Guten Tag alle miteinander,

ich versuche grade Java anhand des Buches "Java - Programmieren von Anfang an"von Helmut Erlenkötter zu erlernen
bin aber auf ein Problem gestoßen.


Ich mache meine Beispielprogramme aus dem Buch mit Eclipse und nun bin ich bei folgendem Code den ich aus dem Buch abgeschrieben habe:


```
public class Sternchen {

	public static void main(String[] args) {
		throws java.io.I0Exception{
			int summe = 0, eingabe = 0;
			System.out.print("\nZifferntaste druecken >");
			eingabe = System.in.read();
			eingabe = Character.digit((char)eingabe,10);
			while(eingabe > 0) {
				System.out.print(eingabe+" + ");
				summe = summe + eingabe--;
			}
		System.out.print(eingabe+" = "+summe);
		
		}
}
}
```

auf das Problem gestoßen, dass er die throws java... etc Zeile nicht annehmen will ... ich habe leider keine Ahnung woran das liegen könnte, ich habe es einwandfrei vom Buch abgeschrieben. : /
Die Suchmaschine hat mir leider auch kein Ergebnis liefern könne.
Bei dem throws erwartet er scheinbar ein "throw" und bei dem I0Exception will er irgendwo ein Semikodon haben wovon allerdings im Buch nix steht.. 
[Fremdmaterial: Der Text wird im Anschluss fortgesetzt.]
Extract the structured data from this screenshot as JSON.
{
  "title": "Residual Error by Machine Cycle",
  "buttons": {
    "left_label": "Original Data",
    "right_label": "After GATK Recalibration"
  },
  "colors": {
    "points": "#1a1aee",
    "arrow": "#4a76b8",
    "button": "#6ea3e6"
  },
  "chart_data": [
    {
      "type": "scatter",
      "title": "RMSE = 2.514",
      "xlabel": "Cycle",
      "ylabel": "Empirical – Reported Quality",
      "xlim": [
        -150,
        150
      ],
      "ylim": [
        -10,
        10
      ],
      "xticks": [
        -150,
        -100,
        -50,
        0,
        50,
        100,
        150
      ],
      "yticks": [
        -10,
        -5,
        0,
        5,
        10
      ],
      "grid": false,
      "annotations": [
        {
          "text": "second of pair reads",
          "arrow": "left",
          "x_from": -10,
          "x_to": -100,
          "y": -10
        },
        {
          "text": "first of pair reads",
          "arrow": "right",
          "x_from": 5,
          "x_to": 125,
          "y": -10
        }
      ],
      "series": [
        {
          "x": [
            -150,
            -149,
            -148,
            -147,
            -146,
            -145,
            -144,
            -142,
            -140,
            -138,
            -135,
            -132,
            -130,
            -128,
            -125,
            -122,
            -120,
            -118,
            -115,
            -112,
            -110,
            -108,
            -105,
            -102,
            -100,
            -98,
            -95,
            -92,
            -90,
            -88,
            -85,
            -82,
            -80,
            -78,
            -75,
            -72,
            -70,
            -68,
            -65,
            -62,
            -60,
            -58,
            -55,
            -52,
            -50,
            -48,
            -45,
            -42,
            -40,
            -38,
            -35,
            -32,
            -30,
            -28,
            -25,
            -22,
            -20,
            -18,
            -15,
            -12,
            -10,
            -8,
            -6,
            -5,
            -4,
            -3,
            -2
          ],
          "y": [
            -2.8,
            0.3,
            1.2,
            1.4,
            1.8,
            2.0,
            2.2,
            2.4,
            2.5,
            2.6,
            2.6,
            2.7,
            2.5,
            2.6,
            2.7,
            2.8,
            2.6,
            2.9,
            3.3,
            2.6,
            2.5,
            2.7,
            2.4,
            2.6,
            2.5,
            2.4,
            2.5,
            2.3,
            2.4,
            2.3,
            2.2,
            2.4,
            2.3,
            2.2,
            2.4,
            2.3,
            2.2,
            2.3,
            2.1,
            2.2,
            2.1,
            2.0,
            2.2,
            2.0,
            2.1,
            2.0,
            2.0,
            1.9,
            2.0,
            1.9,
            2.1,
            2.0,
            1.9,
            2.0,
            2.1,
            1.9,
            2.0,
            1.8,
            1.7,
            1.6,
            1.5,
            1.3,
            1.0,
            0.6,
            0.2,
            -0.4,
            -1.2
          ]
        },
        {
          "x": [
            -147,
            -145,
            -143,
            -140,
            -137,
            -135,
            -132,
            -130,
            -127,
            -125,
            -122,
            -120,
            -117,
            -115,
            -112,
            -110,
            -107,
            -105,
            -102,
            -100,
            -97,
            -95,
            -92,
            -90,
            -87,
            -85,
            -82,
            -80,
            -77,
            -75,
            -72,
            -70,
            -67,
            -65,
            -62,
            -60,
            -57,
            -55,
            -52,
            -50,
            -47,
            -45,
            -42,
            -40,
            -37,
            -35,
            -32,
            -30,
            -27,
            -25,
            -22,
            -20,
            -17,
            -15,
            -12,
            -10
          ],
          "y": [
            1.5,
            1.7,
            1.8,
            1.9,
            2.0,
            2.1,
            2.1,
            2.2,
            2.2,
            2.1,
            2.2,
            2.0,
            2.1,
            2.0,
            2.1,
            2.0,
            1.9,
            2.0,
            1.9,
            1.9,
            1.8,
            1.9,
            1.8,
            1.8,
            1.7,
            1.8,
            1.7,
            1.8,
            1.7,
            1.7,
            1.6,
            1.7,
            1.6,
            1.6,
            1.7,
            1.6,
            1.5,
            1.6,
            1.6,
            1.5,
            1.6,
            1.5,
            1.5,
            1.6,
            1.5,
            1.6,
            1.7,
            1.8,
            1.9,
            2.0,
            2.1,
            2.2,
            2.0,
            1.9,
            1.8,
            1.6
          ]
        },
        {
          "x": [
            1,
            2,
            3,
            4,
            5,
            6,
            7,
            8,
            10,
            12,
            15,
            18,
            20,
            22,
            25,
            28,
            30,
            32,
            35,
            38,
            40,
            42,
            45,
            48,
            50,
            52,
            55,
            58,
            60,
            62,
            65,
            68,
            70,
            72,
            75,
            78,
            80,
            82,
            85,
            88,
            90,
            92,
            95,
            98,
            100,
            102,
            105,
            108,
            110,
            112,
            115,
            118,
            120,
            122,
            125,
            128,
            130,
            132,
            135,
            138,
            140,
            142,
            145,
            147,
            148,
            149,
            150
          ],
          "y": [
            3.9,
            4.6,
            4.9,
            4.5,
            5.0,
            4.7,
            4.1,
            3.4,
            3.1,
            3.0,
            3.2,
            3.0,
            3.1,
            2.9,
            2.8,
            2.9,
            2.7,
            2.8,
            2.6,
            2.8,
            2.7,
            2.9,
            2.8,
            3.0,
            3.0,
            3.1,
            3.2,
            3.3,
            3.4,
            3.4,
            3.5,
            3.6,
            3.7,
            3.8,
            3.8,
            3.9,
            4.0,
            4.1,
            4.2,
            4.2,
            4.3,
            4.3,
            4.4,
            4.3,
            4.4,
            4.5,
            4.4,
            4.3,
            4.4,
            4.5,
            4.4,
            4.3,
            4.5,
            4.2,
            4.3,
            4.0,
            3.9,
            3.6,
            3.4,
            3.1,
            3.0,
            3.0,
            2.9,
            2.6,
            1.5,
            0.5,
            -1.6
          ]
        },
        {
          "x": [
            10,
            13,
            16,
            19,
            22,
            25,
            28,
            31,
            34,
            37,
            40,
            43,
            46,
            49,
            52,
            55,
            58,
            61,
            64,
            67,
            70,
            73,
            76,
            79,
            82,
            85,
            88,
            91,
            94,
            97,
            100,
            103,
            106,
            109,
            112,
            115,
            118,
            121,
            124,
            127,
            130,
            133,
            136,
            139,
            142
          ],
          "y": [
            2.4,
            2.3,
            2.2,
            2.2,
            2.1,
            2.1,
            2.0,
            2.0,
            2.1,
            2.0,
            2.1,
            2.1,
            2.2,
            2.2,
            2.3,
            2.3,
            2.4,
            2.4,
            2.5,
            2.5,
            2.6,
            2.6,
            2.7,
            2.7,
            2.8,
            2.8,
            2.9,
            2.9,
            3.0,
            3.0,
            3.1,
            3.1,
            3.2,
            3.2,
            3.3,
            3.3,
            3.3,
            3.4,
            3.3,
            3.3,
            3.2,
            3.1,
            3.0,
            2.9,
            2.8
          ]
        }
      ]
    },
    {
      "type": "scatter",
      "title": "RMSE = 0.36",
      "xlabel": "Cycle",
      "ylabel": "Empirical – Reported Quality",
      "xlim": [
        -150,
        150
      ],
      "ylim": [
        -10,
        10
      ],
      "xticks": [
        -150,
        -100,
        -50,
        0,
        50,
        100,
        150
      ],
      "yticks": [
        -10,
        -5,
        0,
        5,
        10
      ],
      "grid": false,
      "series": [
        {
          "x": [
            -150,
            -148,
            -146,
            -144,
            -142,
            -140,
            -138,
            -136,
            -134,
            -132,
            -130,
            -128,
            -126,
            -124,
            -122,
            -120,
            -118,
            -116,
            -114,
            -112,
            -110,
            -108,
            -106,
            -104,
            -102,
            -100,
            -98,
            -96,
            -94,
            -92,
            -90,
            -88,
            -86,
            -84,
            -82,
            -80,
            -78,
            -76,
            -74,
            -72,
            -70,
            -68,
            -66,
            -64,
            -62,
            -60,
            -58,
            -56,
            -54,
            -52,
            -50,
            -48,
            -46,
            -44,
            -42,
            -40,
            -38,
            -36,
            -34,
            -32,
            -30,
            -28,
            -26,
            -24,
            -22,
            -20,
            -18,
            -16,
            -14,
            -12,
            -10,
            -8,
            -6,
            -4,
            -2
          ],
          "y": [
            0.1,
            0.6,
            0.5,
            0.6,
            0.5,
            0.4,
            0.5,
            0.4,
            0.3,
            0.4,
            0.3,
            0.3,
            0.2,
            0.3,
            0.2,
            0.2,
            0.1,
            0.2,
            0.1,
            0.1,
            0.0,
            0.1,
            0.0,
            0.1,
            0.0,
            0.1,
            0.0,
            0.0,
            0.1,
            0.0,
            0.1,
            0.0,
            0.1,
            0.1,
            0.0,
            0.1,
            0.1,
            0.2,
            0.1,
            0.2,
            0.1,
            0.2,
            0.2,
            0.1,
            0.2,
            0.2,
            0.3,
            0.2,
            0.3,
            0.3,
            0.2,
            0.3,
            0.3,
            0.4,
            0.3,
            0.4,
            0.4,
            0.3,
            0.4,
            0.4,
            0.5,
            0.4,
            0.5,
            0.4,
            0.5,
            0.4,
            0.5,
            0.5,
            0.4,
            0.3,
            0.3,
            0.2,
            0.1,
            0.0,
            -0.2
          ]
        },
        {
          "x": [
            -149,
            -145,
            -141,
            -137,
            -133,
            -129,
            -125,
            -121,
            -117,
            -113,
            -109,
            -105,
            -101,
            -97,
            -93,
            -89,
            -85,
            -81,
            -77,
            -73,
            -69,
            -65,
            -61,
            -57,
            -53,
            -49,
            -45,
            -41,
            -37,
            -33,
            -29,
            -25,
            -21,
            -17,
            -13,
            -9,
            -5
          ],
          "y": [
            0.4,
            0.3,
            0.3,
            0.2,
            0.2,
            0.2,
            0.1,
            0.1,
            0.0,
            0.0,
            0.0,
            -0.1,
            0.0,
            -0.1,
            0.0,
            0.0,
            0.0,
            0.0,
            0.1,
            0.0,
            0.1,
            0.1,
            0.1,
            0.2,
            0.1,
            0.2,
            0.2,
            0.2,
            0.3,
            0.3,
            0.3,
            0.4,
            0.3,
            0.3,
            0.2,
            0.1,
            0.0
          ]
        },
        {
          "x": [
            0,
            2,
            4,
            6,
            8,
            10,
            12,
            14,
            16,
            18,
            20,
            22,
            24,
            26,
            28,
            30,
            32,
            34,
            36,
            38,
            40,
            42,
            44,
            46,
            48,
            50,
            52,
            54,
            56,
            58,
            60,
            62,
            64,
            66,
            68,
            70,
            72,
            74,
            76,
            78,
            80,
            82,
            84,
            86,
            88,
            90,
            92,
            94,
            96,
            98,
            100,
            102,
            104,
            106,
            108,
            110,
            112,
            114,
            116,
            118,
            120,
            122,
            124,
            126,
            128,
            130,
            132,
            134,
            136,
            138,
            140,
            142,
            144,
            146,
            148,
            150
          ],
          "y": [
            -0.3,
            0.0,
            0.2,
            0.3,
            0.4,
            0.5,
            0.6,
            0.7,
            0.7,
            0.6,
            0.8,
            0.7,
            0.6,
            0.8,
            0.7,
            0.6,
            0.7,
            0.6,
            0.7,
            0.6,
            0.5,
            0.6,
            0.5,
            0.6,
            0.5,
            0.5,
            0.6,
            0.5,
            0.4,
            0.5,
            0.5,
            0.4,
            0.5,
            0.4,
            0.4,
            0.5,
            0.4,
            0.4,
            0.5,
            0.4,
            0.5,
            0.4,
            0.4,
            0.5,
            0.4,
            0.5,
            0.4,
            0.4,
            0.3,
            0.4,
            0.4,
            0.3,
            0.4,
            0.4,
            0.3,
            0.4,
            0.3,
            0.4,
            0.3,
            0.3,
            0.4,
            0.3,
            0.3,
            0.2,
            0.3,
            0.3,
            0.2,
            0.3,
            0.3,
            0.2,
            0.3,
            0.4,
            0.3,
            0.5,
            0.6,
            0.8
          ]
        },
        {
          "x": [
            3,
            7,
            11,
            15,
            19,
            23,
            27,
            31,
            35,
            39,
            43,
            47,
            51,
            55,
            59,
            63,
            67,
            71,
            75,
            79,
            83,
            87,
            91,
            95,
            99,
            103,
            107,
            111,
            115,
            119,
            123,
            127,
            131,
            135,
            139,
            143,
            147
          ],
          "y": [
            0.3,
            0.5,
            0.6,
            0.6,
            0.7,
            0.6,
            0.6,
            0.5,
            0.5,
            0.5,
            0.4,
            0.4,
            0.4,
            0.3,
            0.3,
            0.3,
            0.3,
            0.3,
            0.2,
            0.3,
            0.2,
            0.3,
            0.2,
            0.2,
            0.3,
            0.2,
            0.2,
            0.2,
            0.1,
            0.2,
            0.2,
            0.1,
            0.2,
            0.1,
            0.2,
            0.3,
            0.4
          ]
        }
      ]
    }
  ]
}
Hier ein Screenshot von der Fehleranzeige:

http://img351.imageshack.us/my.php?image=eclipsegh3.jpg


Liegt es vielleicht an Eclipse?

Danke im Vorraus für die Beschäftigung mit meinem Problem.  Wie gesagt... mit der Suchfunktion konnte ich leider nichts erreichen.

mfg

Daniel Koch
[/code]


----------



## Roar (4. Okt 2006)

erstmal muss es throws heißen.
außerdem hast du vor dem throws IOException eine '{', die du sogar auch noch am ende schileßt.


----------



## Daniel Koch (4. Okt 2006)

Wie gesagt, das ist 1zu1 aus dem Buch abgeschrieben.
Könntest du mir eventuell mal den code richtig stellen?

mache ich aus dem throw ein throws und entferne die Klammern so wird beim throw zwar kein fehler mehr angezeigt aber erwartet noch das ';' bei dem I0Exception .. setze ich das dann dahinter so ist das mit dem Exception so ist das zwar richtig aber dann ist das throws wieder falsch und er erwartet dort ein throw... änder ich das dann wieder in throw so ist wieder das exception falsch... ein absoluter Teufelskreis.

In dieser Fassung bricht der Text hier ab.